Trading has been topsy-turvy in Shanghai. On Monday, the Shanghai Composite plummeted 3.7% after Beijing announced new tightening measures to control the housing market, pushing shares of Chinese developers off a cliff.
On Tuesday, the market made a substantial recovery, ending up 2.3%. Stocks recovered as China’s parliament kicked off its annual meeting, the plenary session of the National People’s Congress–an event that could result in some hints on the policy direction of the incoming government.
The sharp moves are the latest episode in a sharp recovery for China’s domestic stock market, which started in early December after the Shanghai Composite crashed to a multiyear low. The market suddenly revived, climbing 24% to its recent peak in early February.
With the market down 4.4% since then, some investors are now convinced that the good times are over–including some retail investors, who dominate the trading of China’s domestic stocks.
“The rebound that started in December has come to an end as heavyweight banks, a favorite of institutional investors, had already risen a lot,” said Mr. Liu a retail investor in Shanghai, who declined to give his full name. He said he sold his stock holdings after the market started to fall in February.
Recent gains in Chinese stocks were mostly attributable to a better outlook for the domestic economy. Last year, growth slumped to its slowest pace since 2009, but economic indicators over the last few months have reassured the market that Asia’s largest economy had avoided a so-called “hard landing.”
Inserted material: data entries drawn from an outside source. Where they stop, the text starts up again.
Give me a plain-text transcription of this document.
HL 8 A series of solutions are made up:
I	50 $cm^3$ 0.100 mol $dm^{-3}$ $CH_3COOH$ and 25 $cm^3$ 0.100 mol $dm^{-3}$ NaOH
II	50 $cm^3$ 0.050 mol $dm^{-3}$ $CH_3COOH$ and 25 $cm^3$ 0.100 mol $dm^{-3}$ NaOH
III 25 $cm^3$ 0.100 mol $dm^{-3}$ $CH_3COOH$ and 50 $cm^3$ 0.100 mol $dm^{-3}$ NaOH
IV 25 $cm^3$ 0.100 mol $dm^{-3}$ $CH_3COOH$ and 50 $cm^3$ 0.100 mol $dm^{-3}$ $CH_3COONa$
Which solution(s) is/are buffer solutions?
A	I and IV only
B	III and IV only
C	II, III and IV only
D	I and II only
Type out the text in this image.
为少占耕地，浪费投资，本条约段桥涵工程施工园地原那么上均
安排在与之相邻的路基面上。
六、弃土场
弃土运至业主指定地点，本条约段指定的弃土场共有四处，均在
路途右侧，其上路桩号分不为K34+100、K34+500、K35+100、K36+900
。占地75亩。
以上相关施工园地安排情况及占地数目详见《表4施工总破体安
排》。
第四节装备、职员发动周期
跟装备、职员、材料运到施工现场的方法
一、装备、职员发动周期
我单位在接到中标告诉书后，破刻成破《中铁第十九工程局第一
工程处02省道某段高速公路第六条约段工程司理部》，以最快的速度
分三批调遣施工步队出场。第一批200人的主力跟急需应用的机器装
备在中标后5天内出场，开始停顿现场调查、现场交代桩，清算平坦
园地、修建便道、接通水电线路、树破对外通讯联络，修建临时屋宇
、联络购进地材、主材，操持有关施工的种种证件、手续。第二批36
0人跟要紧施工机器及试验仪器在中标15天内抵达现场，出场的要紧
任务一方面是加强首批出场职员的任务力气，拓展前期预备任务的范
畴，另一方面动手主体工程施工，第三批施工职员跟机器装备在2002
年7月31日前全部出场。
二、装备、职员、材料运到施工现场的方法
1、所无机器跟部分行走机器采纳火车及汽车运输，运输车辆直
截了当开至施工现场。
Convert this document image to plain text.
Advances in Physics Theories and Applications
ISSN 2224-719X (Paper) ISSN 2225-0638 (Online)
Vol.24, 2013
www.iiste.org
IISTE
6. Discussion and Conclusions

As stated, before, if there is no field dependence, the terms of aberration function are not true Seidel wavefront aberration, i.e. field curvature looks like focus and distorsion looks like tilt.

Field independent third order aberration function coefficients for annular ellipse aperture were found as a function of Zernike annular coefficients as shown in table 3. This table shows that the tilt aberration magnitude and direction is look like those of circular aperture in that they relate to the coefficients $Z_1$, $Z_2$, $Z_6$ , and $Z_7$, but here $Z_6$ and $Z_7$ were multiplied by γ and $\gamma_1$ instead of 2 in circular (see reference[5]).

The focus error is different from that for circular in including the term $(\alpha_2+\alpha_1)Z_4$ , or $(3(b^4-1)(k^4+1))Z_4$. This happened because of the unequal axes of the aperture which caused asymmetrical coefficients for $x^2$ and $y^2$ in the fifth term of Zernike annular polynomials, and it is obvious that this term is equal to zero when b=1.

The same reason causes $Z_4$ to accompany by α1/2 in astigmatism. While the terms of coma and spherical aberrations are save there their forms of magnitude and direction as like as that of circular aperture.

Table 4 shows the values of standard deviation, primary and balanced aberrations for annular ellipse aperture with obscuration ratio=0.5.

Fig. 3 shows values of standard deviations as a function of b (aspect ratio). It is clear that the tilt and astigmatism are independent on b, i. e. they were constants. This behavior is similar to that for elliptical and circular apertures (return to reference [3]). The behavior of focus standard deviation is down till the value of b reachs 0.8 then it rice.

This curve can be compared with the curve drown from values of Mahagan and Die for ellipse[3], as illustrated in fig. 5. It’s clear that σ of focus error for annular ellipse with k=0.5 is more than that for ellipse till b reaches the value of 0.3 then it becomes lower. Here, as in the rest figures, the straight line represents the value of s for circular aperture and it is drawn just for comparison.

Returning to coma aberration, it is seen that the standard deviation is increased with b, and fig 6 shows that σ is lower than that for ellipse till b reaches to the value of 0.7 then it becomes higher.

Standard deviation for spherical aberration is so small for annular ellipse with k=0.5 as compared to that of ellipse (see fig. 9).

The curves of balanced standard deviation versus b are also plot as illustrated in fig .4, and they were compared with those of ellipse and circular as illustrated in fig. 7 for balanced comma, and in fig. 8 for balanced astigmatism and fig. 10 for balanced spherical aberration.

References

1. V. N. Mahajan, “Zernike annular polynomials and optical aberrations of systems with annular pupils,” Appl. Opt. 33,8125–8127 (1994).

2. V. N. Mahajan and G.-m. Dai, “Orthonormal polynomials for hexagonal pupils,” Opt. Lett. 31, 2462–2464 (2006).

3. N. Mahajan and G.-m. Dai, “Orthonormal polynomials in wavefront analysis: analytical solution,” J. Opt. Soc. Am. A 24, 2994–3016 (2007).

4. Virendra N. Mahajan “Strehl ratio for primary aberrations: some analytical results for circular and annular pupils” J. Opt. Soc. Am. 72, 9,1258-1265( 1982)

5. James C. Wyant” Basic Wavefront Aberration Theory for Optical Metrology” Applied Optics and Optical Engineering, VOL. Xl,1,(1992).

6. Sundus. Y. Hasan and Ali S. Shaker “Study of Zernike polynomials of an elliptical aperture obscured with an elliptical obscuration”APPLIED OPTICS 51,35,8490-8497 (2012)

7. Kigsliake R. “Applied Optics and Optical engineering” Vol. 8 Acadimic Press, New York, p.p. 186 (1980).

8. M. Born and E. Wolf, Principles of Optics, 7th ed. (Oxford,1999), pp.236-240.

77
But Friday’s property measures cast a cloud over the economic recovery. The housing market is an important contributor to growth, affecting not just developers, but also companies that supply materials used to build houses, as well as banks that lend to home buyers and real estate companies.
“We are not that optimistic about the domestic economic outlook, especially following Beijing’s latest property tightening policies which could hurt the pace and magnitude of the economic rebound in the coming quarters,” said Thomas Wang, a partner at Shanghai Yaozhi Asset Management, which manages assets worth about 2 billion yuan.
“China’s stock market is likely to be under pressure in the second half of this year given rising inflation pressure and lackluster economic recovery,” Mr. Wang said.
Some investors see the recent declines as a natural development for a market that had risen so much so quickly.
Audrey Kaplan, senior portfolio manager at Federated Investors in New York, said Monday’s decline was “understandable” after the strong gains posted by Chinese stocks in recent months. Ms. Kaplan is overweight on China, via exposure to Chinese companies are listed outside of mainland China.
In fact, Chinese companies that are listed offshore have been subject to less volatile moves over the last few days than those listed onshore. This suggests foreign investors are less concerned by the property measures than their domestic counterparts.
The Hang Seng China Enterprises Index, which measures Chinese companies listed in Hong Kong, fell by 2.1% on Monday and recovered 0.6% on Tuesday.
“We expect the new government is supportive of the equity markets,” said Ms. Kaplan. “We envision a continued recovery primarily because there are firm labor market conditions, improving domestic demand and relatively accommodative policy support not-withstanding the property measures.”